A Case Against Systematic Operation Design

The article is linked here as a pdf document

Jesus H. Christ!

What a magnificent intellectual wank!

The main theoretical underpinnings of SOD are systems theory, Soviet operational art, French postmodern philosophy, social sciences, psychology, architecture and urban planning, and, more recently, ancient Chinese military thinking.

They’ve made a major discovery there.

Particularly the bit about architecture and urban planning (which the author notes most IDF officers don’t have time to study, so WTF does that have to do with anything?), it being a well known principle of warfare since time immemorial not to harm architecture and to respect the designs of urban planners. Stalingrad, Dresden, and Hiroshima being among some of the best examples of this. FFS!

Western theorists, for example, faced the same dilemmas as their Soviet counterparts but reached different conclusions. Like their Soviet counterparts, French, British, and U.S. theorists recognized the true nature of modern operations as a series of battles, although they did not treat the operational level of war as a distinct entity. But they, like the Soviets,
recognized that operational results emerged as the sum of the results of tactical combat.

And until struck by this blinding flash of cosmic insight the rest of us foolishly thought that all previous wars were not won by a series of battles but by something else, like a propitious alignment of the planets or a death ray from the star Xenon.

All we need now is Derrida and his post-modern French deconstructionists upon whose work SOD is based to demonstrate, in accordance with their post-modern philosophy, that the theory doesn’t exist and the wars it is applied to didn’t happen because, when deconstructed, the words describing them lack their apparent meaning.

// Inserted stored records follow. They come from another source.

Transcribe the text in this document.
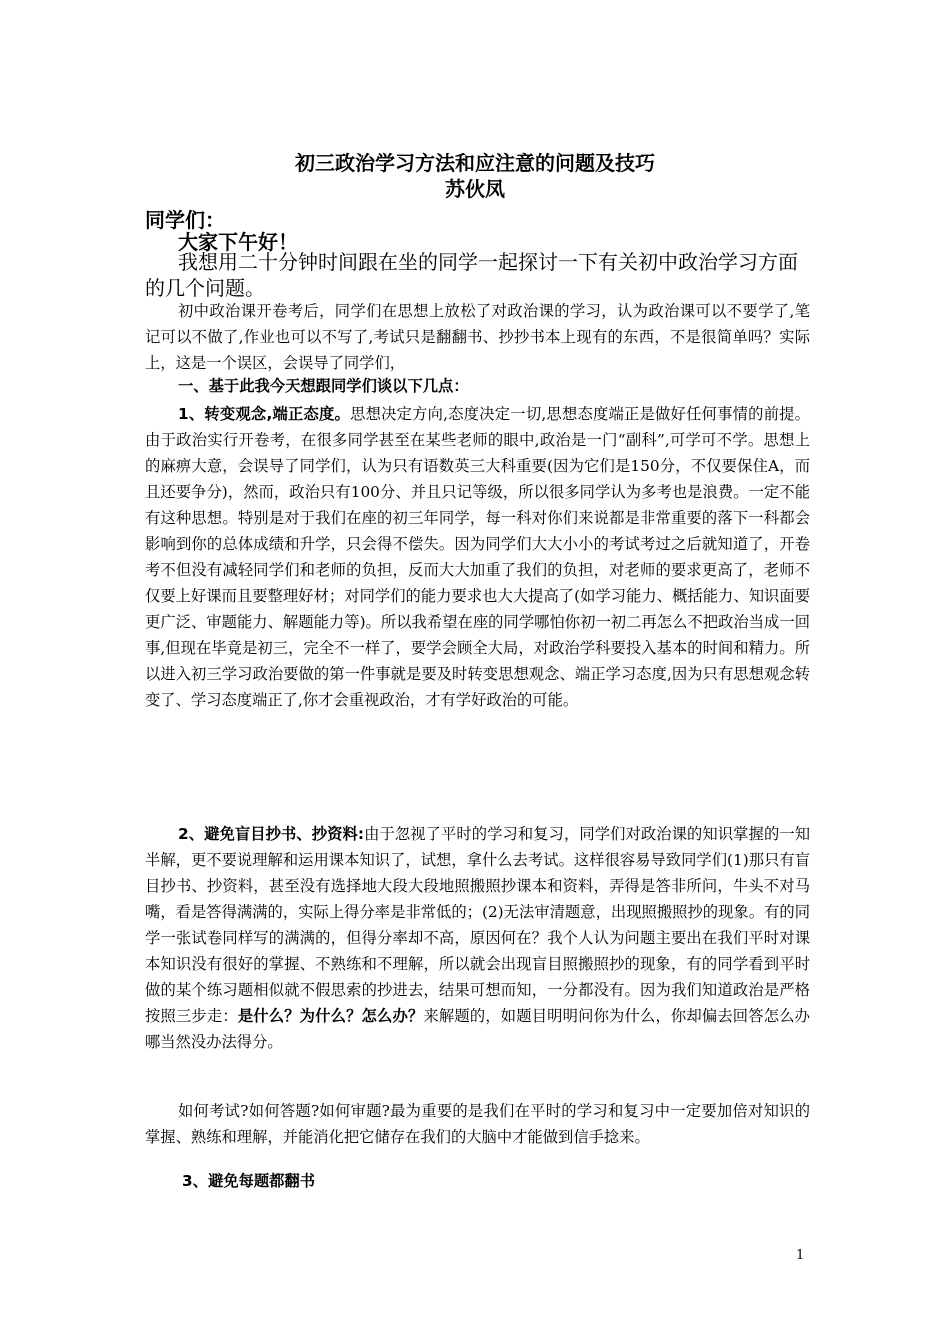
初三政治学习方法和应注意的问题及技巧
苏伙凤
同学们：
大家下午好！
我想用二十分钟时间跟在坐的同学一起探讨一下有关初中政治学习方面的几个问题。
初中政治课开卷考后，同学们在思想上放松了对政治课的学习，认为政治课可以不要学了,笔记可以不做了,作业也可以不写了,考试只是翻翻书、抄抄书本上现有的东西，不是很简单吗？实际上，这是一个误区，会误导了同学们，
一、基于此我今天想跟同学们谈以下几点：
1、转变观念,端正态度。思想决定方向,态度决定一切,思想态度端正是做好任何事情的前提。由于政治实行开卷考，在很多同学甚至在某些老师的眼中,政治是一门“副科”,可学可不学。思想上的麻痹大意，会误导了同学们，认为只有语数英三大科重要(因为它们是150分，不仅要保住A，而且还要争分)，然而，政治只有100分、并且只记等级，所以很多同学认为多考也是浪费。一定不能有这种思想。特别是对于我们在座的初三年同学，每一科对你们来说都是非常重要的落下一科都会影响到你的总体成绩和升学，只会得不偿失。因为同学们大大小小的考试考过之后就知道了，开卷考不但没有减轻同学们和老师的负担，反而大大加重了我们的负担，对老师的要求更高了，老师不仅要上好课而且要整理好材；对同学们的能力要求也大大提高了(如学习能力、概括能力、知识面要更广泛、审题能力、解题能力等)。所以我希望在座的同学哪怕你初一初二再怎么不把政治当成一回事,但现在毕竟是初三，完全不一样了，要学会顾全大局，对政治学科要投入基本的时间和精力。所以进入初三学习政治要做的第一件事就是要及时转变思想观念、端正学习态度,因为只有思想观念转变了、学习态度端正了,你才会重视政治，才有学好政治的可能。
2、避免盲目抄书、抄资料:由于忽视了平时的学习和复习，同学们对政治课的知识掌握的一知半解，更不要说理解和运用课本知识了，试想，拿什么去考试。这样很容易导致同学们(1)那只有盲目抄书、抄资料，甚至没有选择地大段大段地照搬照抄课本和资料，弄得是答非所问，牛头不对马嘴，看是答得满满的，实际上得分率是非常低的；(2)无法审清题意，出现照搬照抄的现象。有的同学一张试卷同样写的满满的，但得分率却不高，原因何在？我个人认为问题主要出在我们平时对课本知识没有很好的掌握、不熟练和不理解，所以就会出现盲目照搬照抄的现象，有的同学看到平时做的某个练习题相似就不假思索的抄进去，结果可想而知，一分都没有。因为我们知道政治是严格按照三步走：是什么？为什么？怎么办？来解题的，如题目明明问你为什么，你却偏去回答怎么办哪当然没办法得分。
如何考试?如何答题?如何审题?最为重要的是我们在平时的学习和复习中一定要加倍对知识的掌握、熟练和理解，并能消化把它储存在我们的大脑中才能做到信手捻来。
3、避免每题都翻书
1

I’d love to see the people responsible for this abstract intellectual bullshit do something practical related to war, like designing a weapon.

And here it is.

sod
1. A section of grass-covered surface soil held together by matted roots; turf.
2. The ground, especially when covered with grass.
tr.v. sod·ded, sod·ding, sods
To cover with sod.

sod


1.
A sodomite.
2. A person regarded as obnoxious or contemptible.
3. A fellow; a guy: “Poor sod, he almost got lucky for once” (Jack Higgins).
tr.v. sod·ded, sod·ding, sods
To damn.
Phrasal Verb: sod off (Used in the imperative to dismiss someone angrily).